Cornélio é avô de Antônio Rodrigues Arzam, filho do Cap. Manuel Rodrigues de Arzam e Mariana de Carmargo. “O Capitão Antônio Rodrigues Arzam, diz o mesmo Silva Leme, foi um destemido bandeirante e o primeiro que descobriu ouro em Minas Gerais”. Faleceu em 1696, entregando o segredo de seu roteiro ao seu concunhado Bartolomeu Bueno de Siqueira, c.c. Maria de Camargo, irmã de Mariana, ambas  filhas do Cap. Fernando de Camargo Ortiz, este por sua vez filho do castelhano Jusepe Camargo, que foi casado com Leonor Domingues, filha do Carvoeiro.  Antônio R. Arzam atingiu o Rio Casca em 1692, e em vista do seu roteiro é que Bartolomeu Bueno de Siqueira veio para Minas em 1694, e em 1696 descobriu o rio que se ficou chamando Pitangui, e onde mais tarde se estabeleceu Bartolomeu Bueno da Silva (o Anhanguera). Dois sobrinhos de Antônio R. Arzam – Manuel Corrêa de Arzam e Antônio Corrêa de Arzam, bisneto de Cornélio – como logo se verá, fizeram parte da expedição do coronel Antônio Soares Ferreira, enviado por Artur de Sá para penetrar no Sertão das Esmeraldas. Descobriram e exploraram: o ribeiro aurífero S. Antônio do Bom Retiro. Prosseguindo daqui com Lourenço Carlos e Baltazar Leme de Morais Navarro, os dois Corrêa Arzam, lançaram os fundamentos do arraial do Serro. O coronel Manuel Corrêa de Arzam, depois de forte divergência com Gerardo Domingues, em 1711, a propósito da posse do Rio de Peixe, foi nomeado Regente do distrito do Serro, no mesmo ano, pelo Governador Antônio de Albuquerque.

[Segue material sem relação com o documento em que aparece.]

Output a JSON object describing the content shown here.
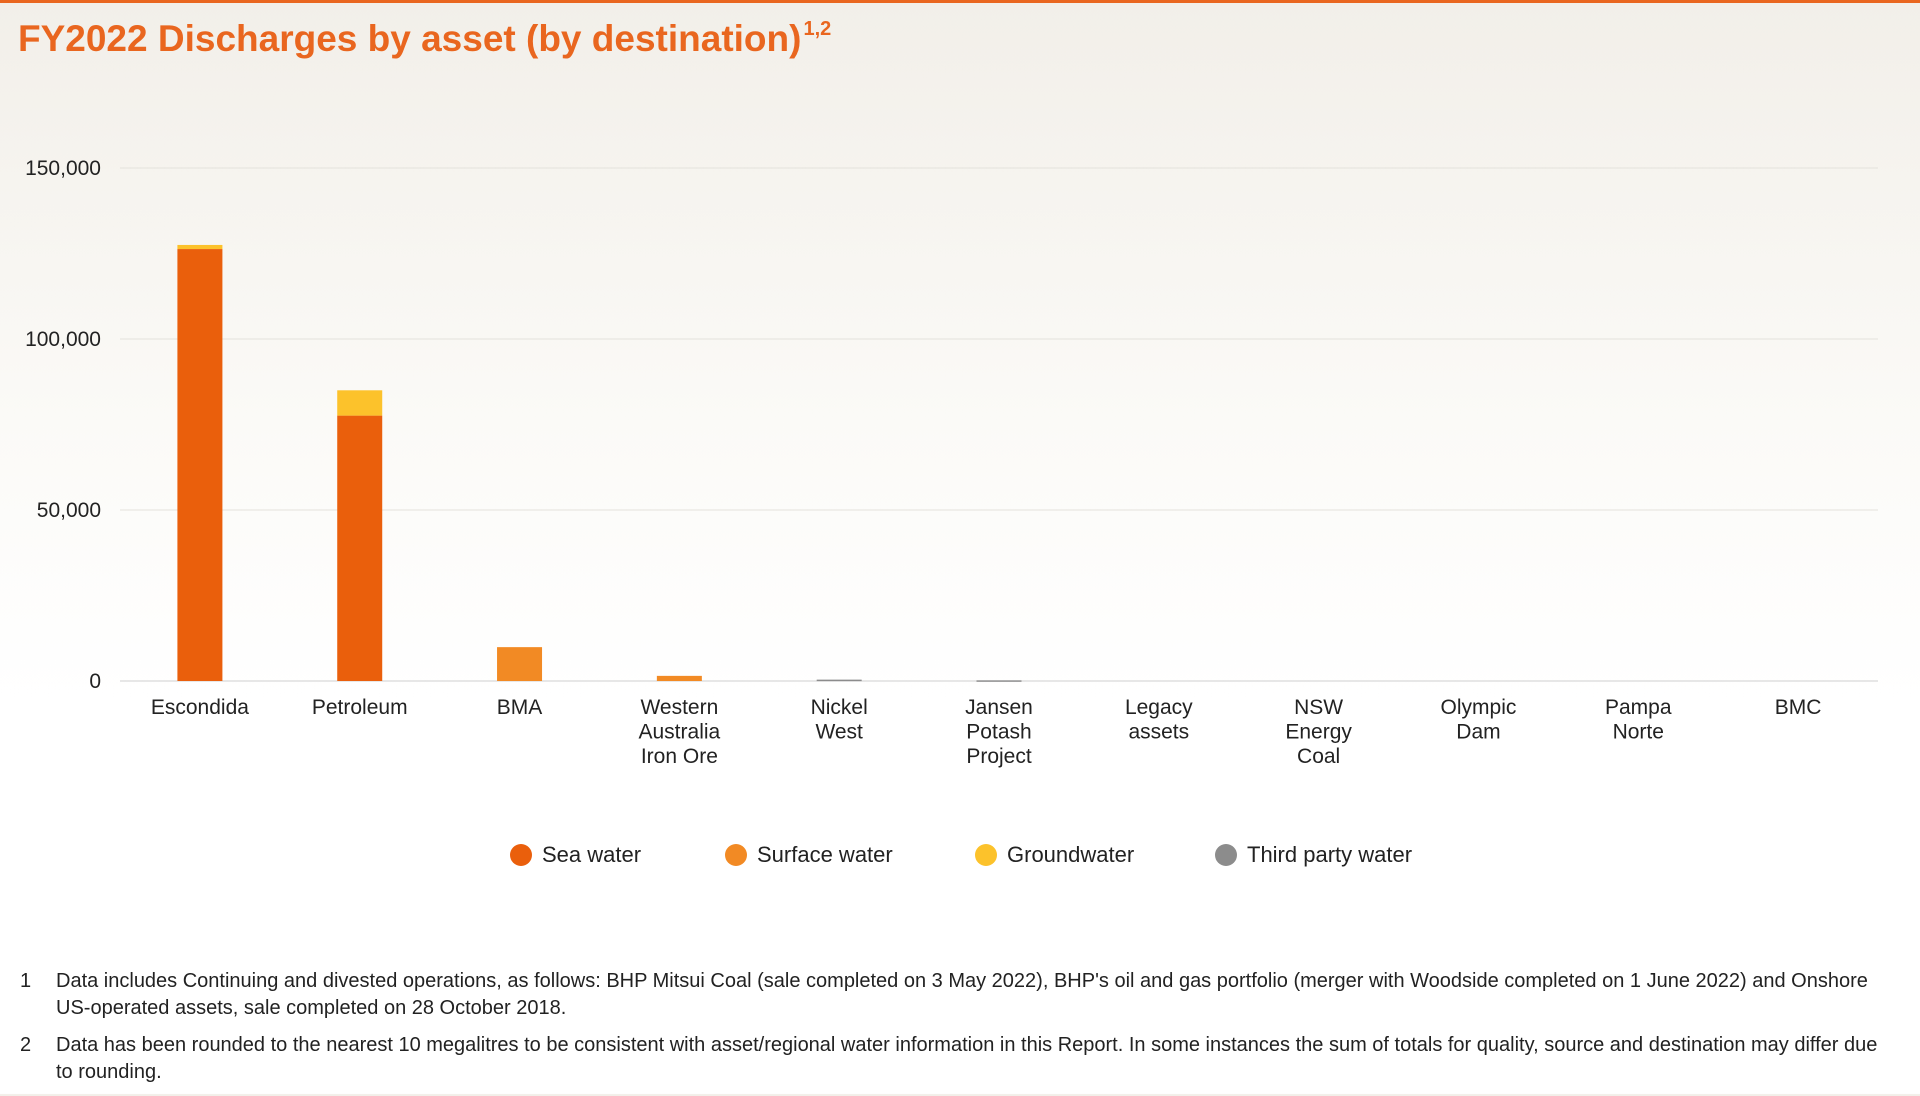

Muito se entrelaçaram os descendentes de Cornélio e Elvira, colaterais com colaterais. O seu 6º. Filho Capitão-Mor Cornélio Rodrigues de Arzam, c.c. Catarina Gomes Corrêa, filha de Manuel Gomes Corrêa e Ana Luiza do Passo, teve os filhos: I) Manuel Corrêa de Arzam; II) Ana Luiza de Arzam, c.c. Vasco da Mota; III) Ana Rodrigues de Arzam, c.c. Pedro Rendom, filho do castelhano D. Pedro Rendom; IV)Maria Corrêa de Arzam, c.c. Manuel Ortiz de Camargo; V) Catarina Gomes Corrêa, c.c. João Peçanha Falcão; VI) Padre Pedro de Arzam.
A terceira filha de Cornélio e Elvira, de nome Ana Rodrigues de Arzam, c.c. Belchior de Borba Gato, teve os filhos: I) Belchior de Borba Gato, c.c. Maria Pedro Cavalheiro, pais de Antônio de Borba Gato, Josefa Borba Gato, Ana de Borba Gato, c.c. Francisco Martins Prado.  Gaspar Afonso, c.c. Madalena Afonso, filha de Pedro Afonso e da índia tapuia, foram os pais de Maria Afonso, c.c. o castelhano Alonso Peres Calhamares que, entre outros filhos, tiveram a de nome também Maria Afonso, c.c. Manuel Rodrigues de Arzam, este filho do casal Cornélio-Elvira.